3

Using SQL Server, I'm not a DBA but I can write some general SQL. Been pulling my hair out for about an hour now. Searching I've found several solutions but they all fail due to how GROUP BY works.

I have a table with two columns that I'm trying to check for duplicates:

  • userid
  • orderdate

I'm looking for rows that have BOTH userid and orderdate as duplicates. I want to display these rows.

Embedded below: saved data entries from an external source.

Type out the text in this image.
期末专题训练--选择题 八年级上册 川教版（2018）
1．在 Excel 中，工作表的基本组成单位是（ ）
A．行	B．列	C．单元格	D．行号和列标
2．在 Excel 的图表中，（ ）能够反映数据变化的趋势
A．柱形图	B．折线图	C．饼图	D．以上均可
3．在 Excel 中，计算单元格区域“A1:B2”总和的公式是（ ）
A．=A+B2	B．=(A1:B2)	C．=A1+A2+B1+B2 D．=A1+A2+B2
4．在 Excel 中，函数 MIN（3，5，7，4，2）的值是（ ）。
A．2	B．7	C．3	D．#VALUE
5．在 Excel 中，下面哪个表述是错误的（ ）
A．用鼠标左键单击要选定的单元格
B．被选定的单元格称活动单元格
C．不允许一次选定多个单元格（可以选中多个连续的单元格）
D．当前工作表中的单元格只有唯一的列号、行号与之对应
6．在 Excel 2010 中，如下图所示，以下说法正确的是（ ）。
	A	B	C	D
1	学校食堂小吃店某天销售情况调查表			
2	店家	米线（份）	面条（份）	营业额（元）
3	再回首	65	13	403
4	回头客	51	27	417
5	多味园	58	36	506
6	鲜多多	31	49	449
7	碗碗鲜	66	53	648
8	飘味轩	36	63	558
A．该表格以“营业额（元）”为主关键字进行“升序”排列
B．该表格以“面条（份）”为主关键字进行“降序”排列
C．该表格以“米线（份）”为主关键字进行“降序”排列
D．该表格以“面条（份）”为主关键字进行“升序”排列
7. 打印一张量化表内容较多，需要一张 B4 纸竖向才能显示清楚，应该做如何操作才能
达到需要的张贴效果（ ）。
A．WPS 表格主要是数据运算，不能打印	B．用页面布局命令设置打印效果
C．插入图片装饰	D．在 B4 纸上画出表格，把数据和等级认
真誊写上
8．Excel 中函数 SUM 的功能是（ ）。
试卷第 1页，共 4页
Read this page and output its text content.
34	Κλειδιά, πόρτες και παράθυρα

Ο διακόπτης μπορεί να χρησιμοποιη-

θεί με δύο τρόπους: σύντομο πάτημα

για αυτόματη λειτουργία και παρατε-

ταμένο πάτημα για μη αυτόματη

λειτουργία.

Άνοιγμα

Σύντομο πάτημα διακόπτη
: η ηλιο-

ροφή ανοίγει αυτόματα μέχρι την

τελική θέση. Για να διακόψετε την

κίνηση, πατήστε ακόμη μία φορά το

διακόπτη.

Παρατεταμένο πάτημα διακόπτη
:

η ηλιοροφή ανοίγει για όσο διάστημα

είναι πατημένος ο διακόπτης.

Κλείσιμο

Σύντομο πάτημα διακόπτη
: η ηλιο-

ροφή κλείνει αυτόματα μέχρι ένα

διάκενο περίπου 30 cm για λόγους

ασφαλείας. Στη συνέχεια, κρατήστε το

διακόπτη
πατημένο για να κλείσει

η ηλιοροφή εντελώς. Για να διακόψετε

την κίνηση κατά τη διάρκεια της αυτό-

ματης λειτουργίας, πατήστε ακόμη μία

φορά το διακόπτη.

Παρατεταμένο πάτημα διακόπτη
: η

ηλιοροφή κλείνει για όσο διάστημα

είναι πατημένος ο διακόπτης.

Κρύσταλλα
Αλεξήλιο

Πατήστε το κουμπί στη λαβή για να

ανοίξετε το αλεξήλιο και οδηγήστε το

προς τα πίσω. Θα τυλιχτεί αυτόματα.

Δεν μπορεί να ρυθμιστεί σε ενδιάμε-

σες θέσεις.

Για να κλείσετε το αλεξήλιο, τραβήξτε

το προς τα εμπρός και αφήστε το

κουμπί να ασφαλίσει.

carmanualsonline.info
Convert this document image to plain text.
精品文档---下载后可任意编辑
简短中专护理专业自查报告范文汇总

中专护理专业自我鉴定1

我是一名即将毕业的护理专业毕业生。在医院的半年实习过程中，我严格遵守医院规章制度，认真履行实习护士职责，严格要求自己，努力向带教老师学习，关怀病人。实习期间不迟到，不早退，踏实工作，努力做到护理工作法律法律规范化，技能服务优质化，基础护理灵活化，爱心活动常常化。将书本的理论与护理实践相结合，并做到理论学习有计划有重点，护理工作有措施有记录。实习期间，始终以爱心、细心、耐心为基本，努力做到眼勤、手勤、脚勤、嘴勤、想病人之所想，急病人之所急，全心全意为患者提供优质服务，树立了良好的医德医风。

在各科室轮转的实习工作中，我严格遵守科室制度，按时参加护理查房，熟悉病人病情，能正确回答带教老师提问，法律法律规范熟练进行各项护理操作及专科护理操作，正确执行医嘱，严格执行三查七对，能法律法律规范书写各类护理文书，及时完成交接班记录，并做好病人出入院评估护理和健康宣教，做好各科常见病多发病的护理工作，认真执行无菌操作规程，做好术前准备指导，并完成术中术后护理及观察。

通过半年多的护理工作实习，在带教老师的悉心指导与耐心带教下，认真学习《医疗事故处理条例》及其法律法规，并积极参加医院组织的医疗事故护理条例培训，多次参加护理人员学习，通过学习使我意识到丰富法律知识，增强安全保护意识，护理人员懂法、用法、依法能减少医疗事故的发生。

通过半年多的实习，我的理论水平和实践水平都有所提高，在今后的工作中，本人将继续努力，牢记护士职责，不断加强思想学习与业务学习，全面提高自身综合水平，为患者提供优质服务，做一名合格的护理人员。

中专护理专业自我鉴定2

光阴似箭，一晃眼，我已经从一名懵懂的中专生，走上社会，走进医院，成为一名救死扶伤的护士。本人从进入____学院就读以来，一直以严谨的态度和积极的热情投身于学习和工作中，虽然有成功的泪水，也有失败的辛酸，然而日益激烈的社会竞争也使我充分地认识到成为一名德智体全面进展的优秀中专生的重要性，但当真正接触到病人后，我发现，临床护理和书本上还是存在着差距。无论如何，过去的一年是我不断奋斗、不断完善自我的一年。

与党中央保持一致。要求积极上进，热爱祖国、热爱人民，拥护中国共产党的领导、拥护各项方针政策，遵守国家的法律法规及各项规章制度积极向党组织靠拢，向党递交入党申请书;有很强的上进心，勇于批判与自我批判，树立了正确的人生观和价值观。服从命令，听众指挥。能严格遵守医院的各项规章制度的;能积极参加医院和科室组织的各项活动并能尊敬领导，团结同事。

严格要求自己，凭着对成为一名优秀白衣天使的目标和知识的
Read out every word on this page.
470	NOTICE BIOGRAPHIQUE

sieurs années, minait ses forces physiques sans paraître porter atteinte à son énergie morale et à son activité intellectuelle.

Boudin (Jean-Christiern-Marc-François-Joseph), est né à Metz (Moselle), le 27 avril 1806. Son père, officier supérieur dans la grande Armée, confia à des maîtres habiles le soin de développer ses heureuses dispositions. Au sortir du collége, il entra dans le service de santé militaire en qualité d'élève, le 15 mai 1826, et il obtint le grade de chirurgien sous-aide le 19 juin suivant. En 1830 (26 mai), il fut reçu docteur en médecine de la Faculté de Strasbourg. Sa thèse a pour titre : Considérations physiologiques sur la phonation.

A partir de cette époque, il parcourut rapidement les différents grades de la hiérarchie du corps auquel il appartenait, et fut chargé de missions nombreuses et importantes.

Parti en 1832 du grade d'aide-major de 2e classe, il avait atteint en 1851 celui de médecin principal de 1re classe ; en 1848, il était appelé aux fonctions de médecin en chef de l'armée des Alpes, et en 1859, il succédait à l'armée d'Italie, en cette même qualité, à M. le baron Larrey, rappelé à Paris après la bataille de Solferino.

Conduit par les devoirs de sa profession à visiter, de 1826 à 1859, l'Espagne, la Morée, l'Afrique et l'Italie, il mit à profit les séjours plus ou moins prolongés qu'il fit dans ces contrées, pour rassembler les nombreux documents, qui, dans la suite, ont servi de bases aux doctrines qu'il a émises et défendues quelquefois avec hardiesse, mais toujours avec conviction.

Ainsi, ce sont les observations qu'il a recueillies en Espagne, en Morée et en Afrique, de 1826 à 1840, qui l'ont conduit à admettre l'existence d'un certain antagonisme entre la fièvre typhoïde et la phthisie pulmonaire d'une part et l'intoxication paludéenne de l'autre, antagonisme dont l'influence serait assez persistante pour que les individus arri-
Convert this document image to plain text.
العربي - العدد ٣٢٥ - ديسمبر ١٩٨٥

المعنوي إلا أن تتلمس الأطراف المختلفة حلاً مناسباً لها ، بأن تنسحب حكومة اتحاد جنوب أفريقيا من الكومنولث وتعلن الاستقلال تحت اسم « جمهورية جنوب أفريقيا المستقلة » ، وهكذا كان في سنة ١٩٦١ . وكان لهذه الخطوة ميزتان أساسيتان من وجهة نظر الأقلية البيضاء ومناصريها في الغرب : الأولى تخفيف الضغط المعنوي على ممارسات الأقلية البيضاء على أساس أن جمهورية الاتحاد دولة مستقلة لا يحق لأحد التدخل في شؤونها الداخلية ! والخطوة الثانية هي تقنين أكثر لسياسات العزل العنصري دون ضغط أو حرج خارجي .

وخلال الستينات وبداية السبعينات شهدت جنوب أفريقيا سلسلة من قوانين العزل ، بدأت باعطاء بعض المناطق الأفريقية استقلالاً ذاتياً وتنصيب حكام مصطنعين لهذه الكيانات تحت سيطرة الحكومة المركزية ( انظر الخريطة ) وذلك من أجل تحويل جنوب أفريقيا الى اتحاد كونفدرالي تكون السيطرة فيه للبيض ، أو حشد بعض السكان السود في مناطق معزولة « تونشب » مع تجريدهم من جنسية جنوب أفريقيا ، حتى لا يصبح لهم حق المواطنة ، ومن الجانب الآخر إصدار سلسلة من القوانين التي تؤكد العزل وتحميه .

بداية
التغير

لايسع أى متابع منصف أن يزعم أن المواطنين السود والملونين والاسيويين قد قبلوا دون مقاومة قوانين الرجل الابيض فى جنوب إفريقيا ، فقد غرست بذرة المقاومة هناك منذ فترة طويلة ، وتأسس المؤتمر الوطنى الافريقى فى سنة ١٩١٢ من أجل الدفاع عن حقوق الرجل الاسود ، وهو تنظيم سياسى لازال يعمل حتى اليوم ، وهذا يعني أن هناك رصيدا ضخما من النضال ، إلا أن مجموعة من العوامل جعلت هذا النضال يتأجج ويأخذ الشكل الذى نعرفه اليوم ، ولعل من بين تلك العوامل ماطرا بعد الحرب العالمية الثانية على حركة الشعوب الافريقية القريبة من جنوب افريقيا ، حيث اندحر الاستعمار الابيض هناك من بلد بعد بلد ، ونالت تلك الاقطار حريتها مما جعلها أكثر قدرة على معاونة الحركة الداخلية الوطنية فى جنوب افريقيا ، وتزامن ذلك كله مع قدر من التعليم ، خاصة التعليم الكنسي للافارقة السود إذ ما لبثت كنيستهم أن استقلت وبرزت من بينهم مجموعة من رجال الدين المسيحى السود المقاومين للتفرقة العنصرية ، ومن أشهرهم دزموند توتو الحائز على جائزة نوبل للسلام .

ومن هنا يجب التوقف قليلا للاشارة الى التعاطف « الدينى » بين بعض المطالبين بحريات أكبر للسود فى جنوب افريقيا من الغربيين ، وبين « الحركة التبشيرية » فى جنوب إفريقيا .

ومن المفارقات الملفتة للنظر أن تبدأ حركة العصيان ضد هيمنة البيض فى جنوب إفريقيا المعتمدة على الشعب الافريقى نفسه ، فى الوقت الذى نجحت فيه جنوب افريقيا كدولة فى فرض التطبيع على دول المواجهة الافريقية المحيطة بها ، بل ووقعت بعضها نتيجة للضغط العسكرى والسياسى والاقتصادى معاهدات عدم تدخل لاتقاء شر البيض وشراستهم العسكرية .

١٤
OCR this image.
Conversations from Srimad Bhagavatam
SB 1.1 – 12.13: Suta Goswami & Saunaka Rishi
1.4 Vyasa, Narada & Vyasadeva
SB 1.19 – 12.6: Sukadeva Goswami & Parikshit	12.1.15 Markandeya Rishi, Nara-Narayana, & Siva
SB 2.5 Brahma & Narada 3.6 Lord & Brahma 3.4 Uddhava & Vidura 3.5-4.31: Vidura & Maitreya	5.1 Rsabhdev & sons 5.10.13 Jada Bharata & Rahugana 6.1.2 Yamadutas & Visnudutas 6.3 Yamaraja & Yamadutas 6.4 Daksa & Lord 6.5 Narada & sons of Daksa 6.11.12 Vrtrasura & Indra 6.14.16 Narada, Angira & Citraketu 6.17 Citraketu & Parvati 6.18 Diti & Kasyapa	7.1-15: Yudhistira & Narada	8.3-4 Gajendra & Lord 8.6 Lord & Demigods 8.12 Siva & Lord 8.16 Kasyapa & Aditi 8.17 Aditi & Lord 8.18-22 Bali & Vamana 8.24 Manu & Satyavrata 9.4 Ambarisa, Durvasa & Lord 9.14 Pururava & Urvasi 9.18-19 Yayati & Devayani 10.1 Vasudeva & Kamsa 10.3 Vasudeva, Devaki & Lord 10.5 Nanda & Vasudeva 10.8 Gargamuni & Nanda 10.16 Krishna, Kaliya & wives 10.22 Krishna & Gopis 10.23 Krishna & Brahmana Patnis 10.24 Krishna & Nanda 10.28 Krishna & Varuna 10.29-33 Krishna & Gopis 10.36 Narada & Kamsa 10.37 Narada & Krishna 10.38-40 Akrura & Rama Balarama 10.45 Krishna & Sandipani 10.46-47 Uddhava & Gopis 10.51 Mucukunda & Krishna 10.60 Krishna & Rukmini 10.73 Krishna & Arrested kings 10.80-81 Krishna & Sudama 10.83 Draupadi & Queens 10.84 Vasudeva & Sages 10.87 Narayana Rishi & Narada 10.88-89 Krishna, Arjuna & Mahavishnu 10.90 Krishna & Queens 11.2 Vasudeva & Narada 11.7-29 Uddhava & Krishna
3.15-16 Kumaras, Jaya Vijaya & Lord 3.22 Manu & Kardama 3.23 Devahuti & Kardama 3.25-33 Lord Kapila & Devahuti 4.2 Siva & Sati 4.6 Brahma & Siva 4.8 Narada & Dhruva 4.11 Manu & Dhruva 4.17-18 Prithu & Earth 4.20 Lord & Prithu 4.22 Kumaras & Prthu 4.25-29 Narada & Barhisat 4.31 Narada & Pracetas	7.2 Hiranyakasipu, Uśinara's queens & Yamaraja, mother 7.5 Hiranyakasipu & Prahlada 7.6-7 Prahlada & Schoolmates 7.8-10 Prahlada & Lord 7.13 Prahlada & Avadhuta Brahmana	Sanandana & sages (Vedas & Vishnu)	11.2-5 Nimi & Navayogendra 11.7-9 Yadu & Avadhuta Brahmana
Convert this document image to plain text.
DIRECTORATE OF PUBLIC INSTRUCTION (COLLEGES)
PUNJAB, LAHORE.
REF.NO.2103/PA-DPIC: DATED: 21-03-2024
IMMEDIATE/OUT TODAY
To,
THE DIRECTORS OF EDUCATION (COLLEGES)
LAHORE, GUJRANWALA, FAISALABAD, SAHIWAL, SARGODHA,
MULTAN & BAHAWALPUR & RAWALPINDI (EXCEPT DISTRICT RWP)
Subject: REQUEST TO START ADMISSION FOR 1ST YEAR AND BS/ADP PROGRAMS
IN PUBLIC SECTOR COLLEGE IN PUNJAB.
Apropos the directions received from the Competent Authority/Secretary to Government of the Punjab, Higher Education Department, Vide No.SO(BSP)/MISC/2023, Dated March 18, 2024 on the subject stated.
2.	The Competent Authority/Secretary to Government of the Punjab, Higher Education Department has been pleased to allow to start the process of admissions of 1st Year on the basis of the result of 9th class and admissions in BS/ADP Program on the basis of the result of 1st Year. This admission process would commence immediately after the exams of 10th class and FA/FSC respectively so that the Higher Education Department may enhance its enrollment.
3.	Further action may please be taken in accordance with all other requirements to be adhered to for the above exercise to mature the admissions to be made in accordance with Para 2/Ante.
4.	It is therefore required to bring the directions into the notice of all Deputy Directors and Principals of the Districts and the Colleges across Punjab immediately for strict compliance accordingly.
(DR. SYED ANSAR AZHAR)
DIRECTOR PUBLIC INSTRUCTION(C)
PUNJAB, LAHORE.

If I use group by, I can't pull any other data, such as the order ID, because it's not in the group by clause.

Mureinik
  • 297,002
  • 52
  • 306
  • 350

4 Answers4

4

You could use the grouped query in a subquery:

SELECT *
FROM   mytable a
WHERE  EXISTS (SELECT   userid, orderdate
               FROM     mytable b
               WHERE    a.userid = b.userid AND a.orderdate = b.orderdate
               GROUP BY userid, orderdate
               HAVING   COUNT(*) > 1)
Mureinik
  • 297,002
  • 52
  • 306
  • 350
  • 1
    How would this `HAVING COUNT(*) = 0` give what OP wants? – SS_DBA Jul 25 '17 at 16:49
  • 2
    @WEI_DBA I literally don't know what I was thinking... Edited and fixed – Mureinik Jul 25 '17 at 16:58
  • Mureinik you're my hero. This works perfectly. I've been able to modify it to add the info I need and bingo. Thank you - seriously. –  Jul 25 '17 at 18:04
1

You can also use a windowed function:

; With CTE as 
    (Select *
    , count(*) over (partition by UserID, OrderDate) as DupRows
    from MyTable)

Select *
from CTE
where DupRows > 1
order by UserID, OrderDate
APH
  • 4,109
  • 1
  • 25
  • 36
0

You can get the duplicates by using the groupby and having. Like so:

SELECT
    userid,orderdate, COUNT(*)
FROM
    yourTable
GROUP BY
    userid,orderdate
HAVING 
    COUNT(*) > 1

EDIT:

SELECT * FROM yourTable
WHERE CONCAT(userid,orderdate) IN
(
    SELECT
        CONCAT(userid,orderdate)
    FROM
        yourTable
    GROUP BY
        userid,orderdate
    HAVING 
        COUNT(*) > 1
)
Icculus018
  • 1,018
  • 11
  • 19
  • 1
    Yes, this will give you the duplicates, but they also want all of the columns in the result set. Good start though. – SS_DBA Jul 25 '17 at 17:04
  • Yeah thanks for this :) This is where I started but couldn't get the rest of the columns as @WEI_DBA mentioned –  Jul 25 '17 at 19:01
0
SELECT * 
FROM myTable 
WHERE CAST(userid as Varchar) + '/' + CONVERT(varchar(10),orderdate,103) In 
(
    SELECT 
        CAST(userid as Varchar) + '/' + CONVERT(varchar(10),orderdate,103)
    FROM myTable
    GROUP BY userid , orderdate
    HAVING COUNT(*) > 1
);
Jonathan
  • 6,507
  • 5
  • 37
  • 47
  • While technically, this will get you the correct answer, the concatenation will kill performance if the data set is large. You would want to evaluate the two fields independently. – Eli Jul 25 '17 at 17:22
  • Thanks for your help ! –  Aug 09 '17 at 21:49